Characterization of chromatin and gene expression changes during fasting and refeeding in mouse liver [RNA-Seq]. Characterization of chromatin and gene expression changes during fasting and refeeding in mouse liver [RNA-Seq]

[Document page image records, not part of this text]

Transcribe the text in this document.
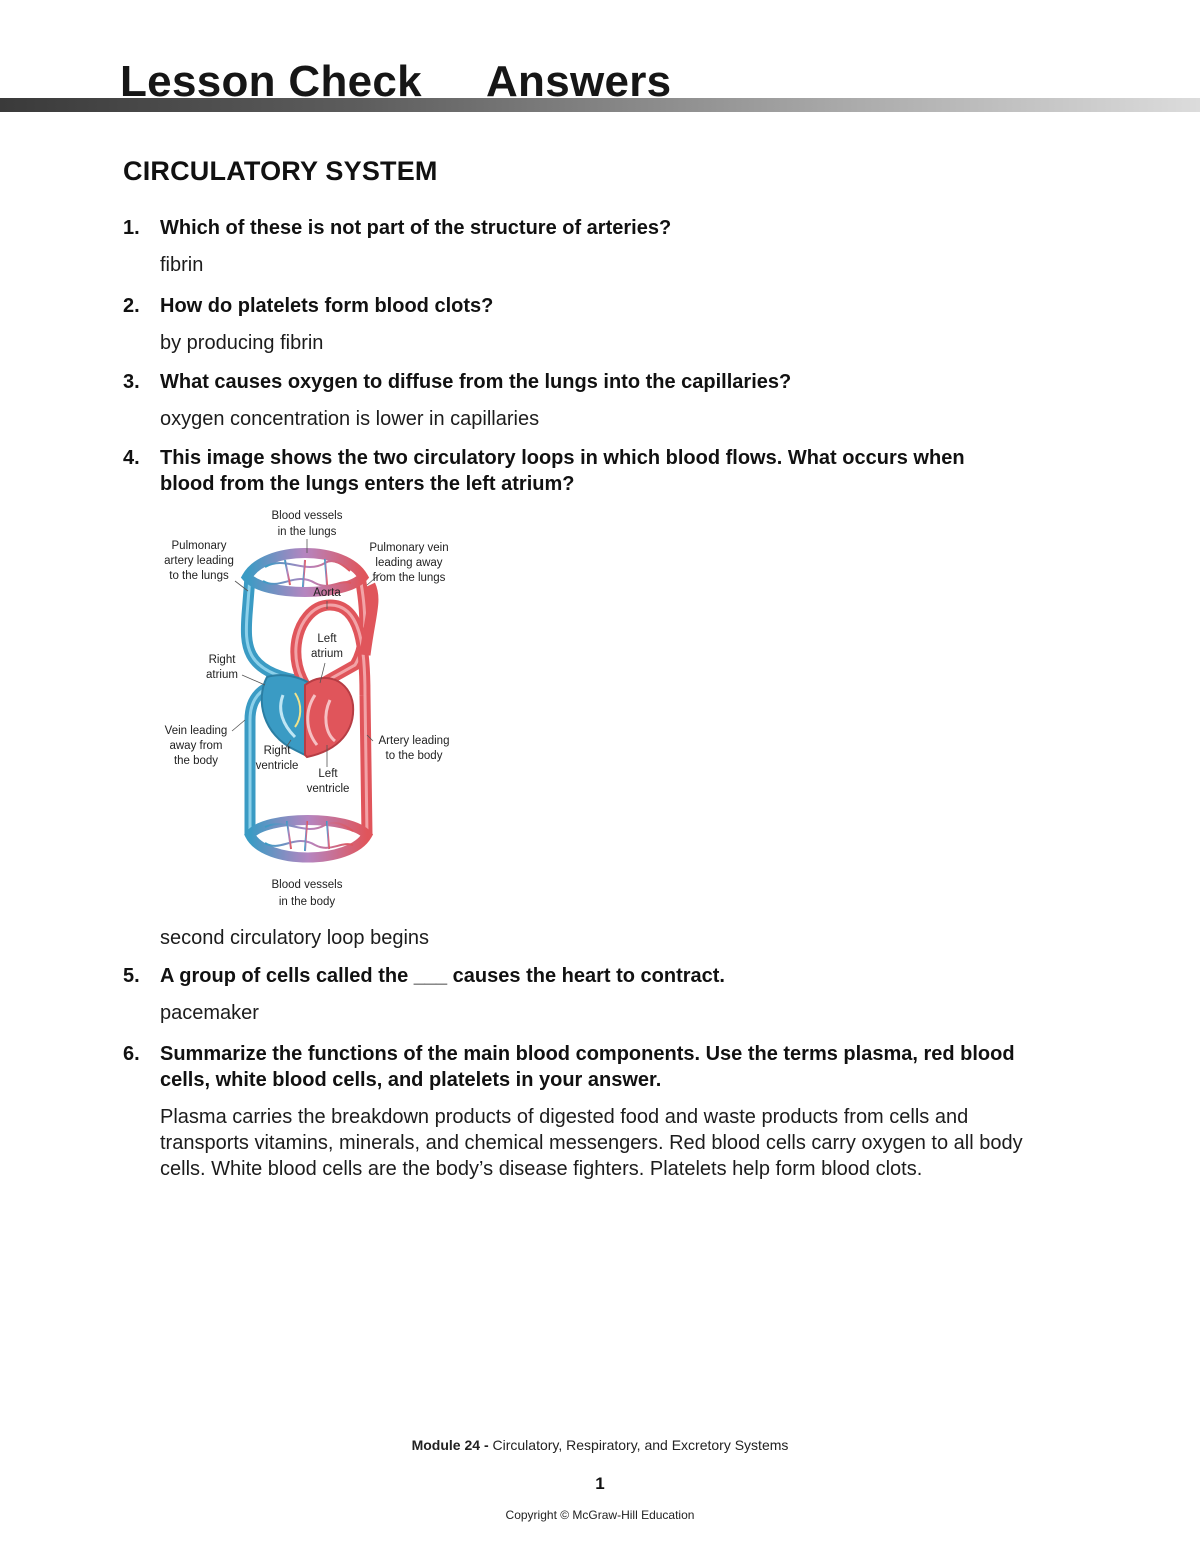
Lesson Check Answers
CIRCULATORY SYSTEM
1.	Which of these is not part of the structure of arteries?
fibrin
2.	How do platelets form blood clots?
by producing fibrin
3.	What causes oxygen to diffuse from the lungs into the capillaries?
oxygen concentration is lower in capillaries
4.	This image shows the two circulatory loops in which blood flows. What occurs when blood from the lungs enters the left atrium?
Blood vessels
in the lungs
Pulmonary
artery leading
to the lungs
Pulmonary vein
leading away
from the lungs
Aorta
Left
atrium
Right
atrium
Vein leading
away from
the body
Right
ventricle
Artery leading
to the body
Left
ventricle
Blood vessels
in the body
second circulatory loop begins
5.	A group of cells called the ___ causes the heart to contract.
pacemaker
6.	Summarize the functions of the main blood components. Use the terms plasma, red blood cells, white blood cells, and platelets in your answer.
Plasma carries the breakdown products of digested food and waste products from cells and transports vitamins, minerals, and chemical messengers. Red blood cells carry oxygen to all body cells. White blood cells are the body’s disease fighters. Platelets help form blood clots.
Module 24 - Circulatory, Respiratory, and Excretory Systems
1
Copyright © McGraw-Hill Education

The discovery of FoxO1 as an effector of insulin action on gene expression filled a gap in our knowledge of insulin signaling. The metabolic impact of hepatic FoxO1 has been demonstrated in genetic mouse models showing that FoxO1 inhibition can reverse diabetes. However, the gamut of FoxO1 targets is unknown, due to the lack of robust genome-wide chromatin occupancy data. To elucidate the genomic architecture of the FoxO1 effect on liver metabolism, we integrated genome-wide ChIP-seq and RNA-seq. During the physiological transition from fasting to refeeding, hepatic FoxO1 translocated from the nucleus to the cytoplasm. At the same time points, cistrome analysis demonstrated that 60% of FoxO1 target sites were cleared by refeeding. RNA-seq from mice following acute liver-specific FoxO1 ablation allowed us to integrate the data in a comprehensive FoxO1 regulome. We identified four distinct classes of FoxO1 targets. Class I targets are enriched in genes regulating cell homeostasis, have FoxO1 sites clustered in promoters and do not show regulation with fasting/refeeding. Class II is comprised of canonical FoxO1 metabolic targets coordinately regulated with other fasting-inducible TFs, such as PPARA, CREB, and GR through promoters. Class III is enriched in glucose metabolic genes regulated through active enhancers, as detected by H3K4me1 and H3K27ac histone marks. Class IV is comprised of triglyceride (TG) and lipoprotein metabolism genes, regulated through intron sites, and characterized by an uneven response to fasting/refeeding regulation. Overall design: mRNA profiles of liver tissues from constitutive or acute liver specific FoxO1 knockout mice during 4h fasted or 4 hr fasted/1 hr refed. For constitutive liver-specific FoxO1 knockouts, we crossed FoxO1lox/lox and Albumin-cre transgenic mice. Acute liver-specific FoxO1 knockout mice were generated by injection of 1×1011 purified viral particles (AAV8.TBG.eGFP or AAV8.TBG.Cre) per mouse via tail vein. We collected samples on day 21 post-injection.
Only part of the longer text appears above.